Glomus tympanicum. A case report

W Behr
1  Uniklinik Marburg, Marburg
,
S Hoch
1  Uniklinik Marburg, Marburg
,
BA Stuck
1  Uniklinik Marburg, Marburg
,
R Birk
1  Uniklinik Marburg, Marburg
› Author Affiliations
Further Information

Publication History

Publication Date:
23 April 2019 (online)

  

Introduction:

A glomus tympanicum (paraganglioma of the tympanic cavity) is the most common primary tumor of the middle ear.

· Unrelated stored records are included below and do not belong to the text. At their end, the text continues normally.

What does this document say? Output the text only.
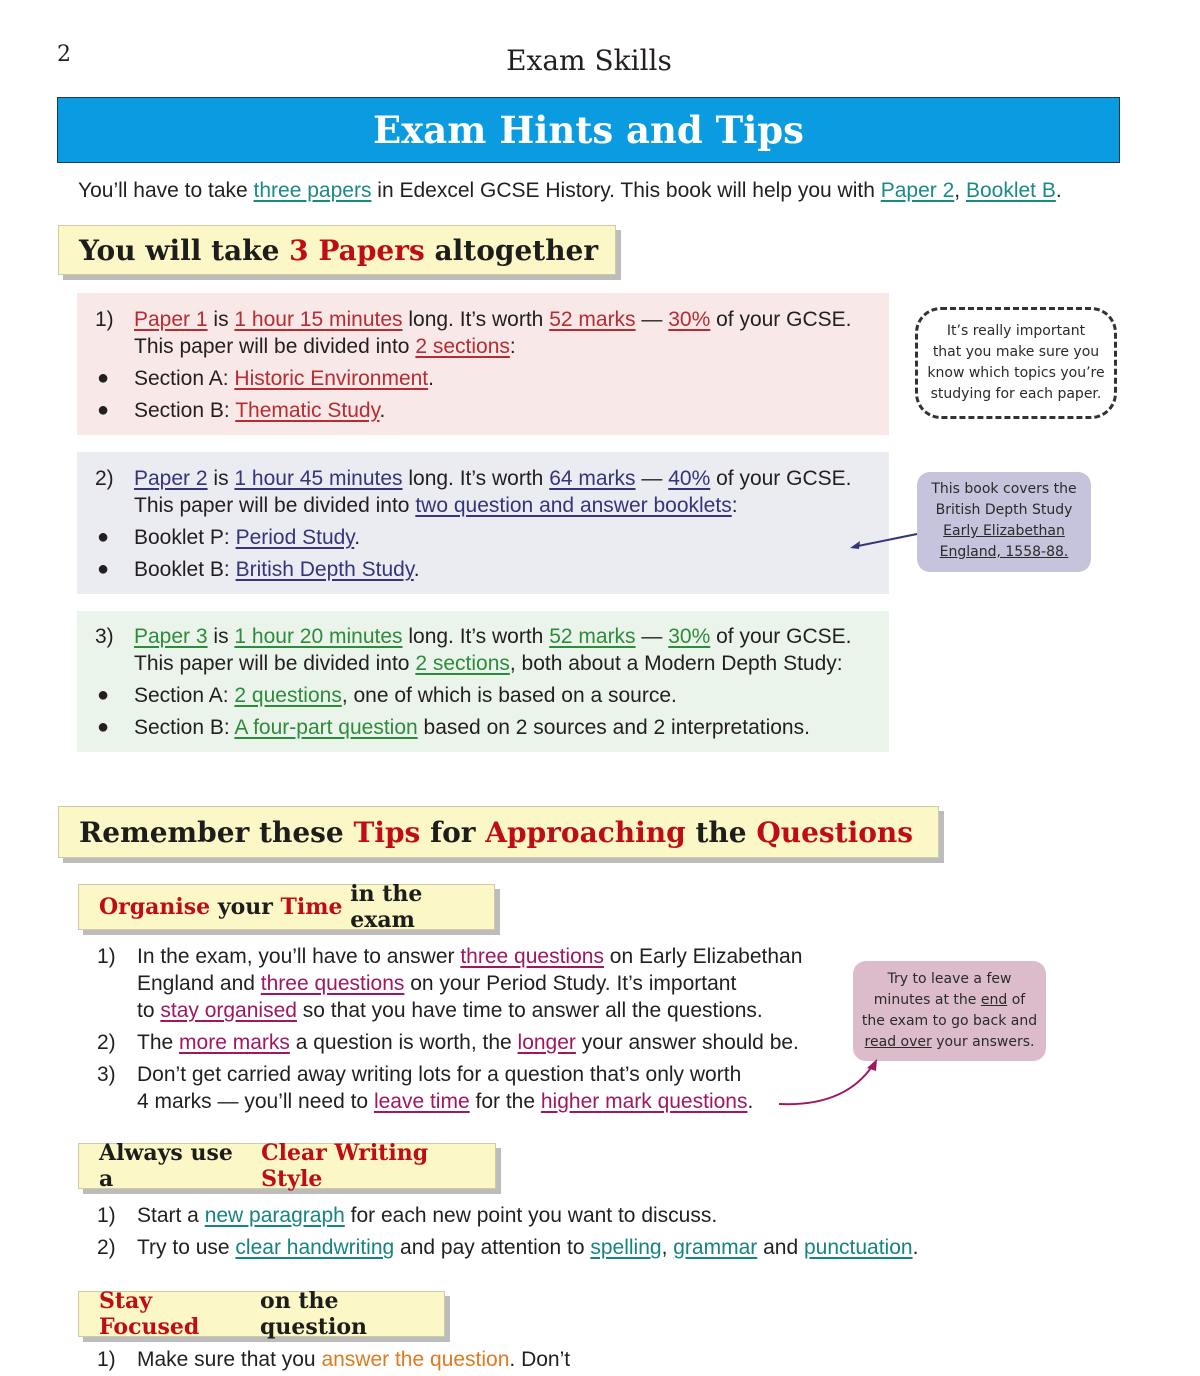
2	Exam Skills
Exam Hints and Tips
You’ll have to take three papers in Edexcel GCSE History. This book will help you with Paper 2, Booklet B.
You will take
3 Papers
altogether
1) Paper 1 is 1 hour 15 minutes long. It’s worth 52 marks — 30% of your GCSE.
This paper will be divided into 2 sections:
● Section A: Historic Environment.
● Section B: Thematic Study.
2) Paper 2 is 1 hour 45 minutes long. It’s worth 64 marks — 40% of your GCSE.
This paper will be divided into two question and answer booklets:
● Booklet P: Period Study.
● Booklet B: British Depth Study.
3) Paper 3 is 1 hour 20 minutes long. It’s worth 52 marks — 30% of your GCSE.
This paper will be divided into 2 sections, both about a Modern Depth Study:
● Section A: 2 questions, one of which is based on a source.
● Section B: A four-part question based on 2 sources and 2 interpretations.
It’s really important
that you make sure you
know which topics you’re
studying for each paper.
This book covers the
British Depth Study
Early Elizabethan
England, 1558-88.
Remember these
Tips
for
Approaching
the
Questions
Organise
your
Time
in the exam
1) In the exam, you’ll have to answer three questions on Early Elizabethan
England and three questions on your Period Study. It’s important
to stay organised so that you have time to answer all the questions.
2) The more marks a question is worth, the longer your answer should be.
3) Don’t get carried away writing lots for a question that’s only worth
4 marks — you’ll need to leave time for the higher mark questions.
Try to leave a few
minutes at the end of
the exam to go back and
read over your answers.
Always use a

Clear Writing Style
1) Start a new paragraph for each new point you want to discuss.
2) Try to use clear handwriting and pay attention to spelling, grammar and punctuation.
Stay Focused

on the question
1) Make sure that you answer the question. Don’t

Based on nerve cell accumulation, the tumor grows locally-destructive. Women are more affected at the age of 55 years.

Case presentation:

A 67-year-old female patient presented with progressive hearing loss and pulse-synchronous ear noises on the left. Ear microscopy revealed a red mass in the lower quadrants of the left eardrum. The rest of the ENT findings were inconspicuous. The tympanogram on the left shows flattened, and there was a high-pitched inner ear hearing loss with 50 dB (HL) at 4 kHz with a 10 dB (HL) sound conduction component. On CT, a space-occupying mass was seen from the glomus jugulare up to the ossicular chain. Bony erosions along the jugular foramen and a high level of the jugular vein were described. The inner ear structures were intact. In MRI and digital subtraction angiography confirmed the suspicion of a vascularized soft tissue finding. Followed by the complication-free surgical removal of the tumor by means of combined transmastoidal-transmeatalen access. Immunohistochemical the suspected diagnosis was confirmed. The postoperative course was uncomplicated. The control 8 weeks postoperatively showed an improvement of the inner ear hearing loss with 40 dB at 4 kHz (HL).

Conclusion:

Paragangliomas of the tympanic cavity may be accompanied by pulse-synchronous ear noises, progressive hearing loss and dizziness. Surgical excision is the treatment of choice. 2 – 4% of tumors show malignant tumor characteristics in progress. Clinical follow-up is recommended.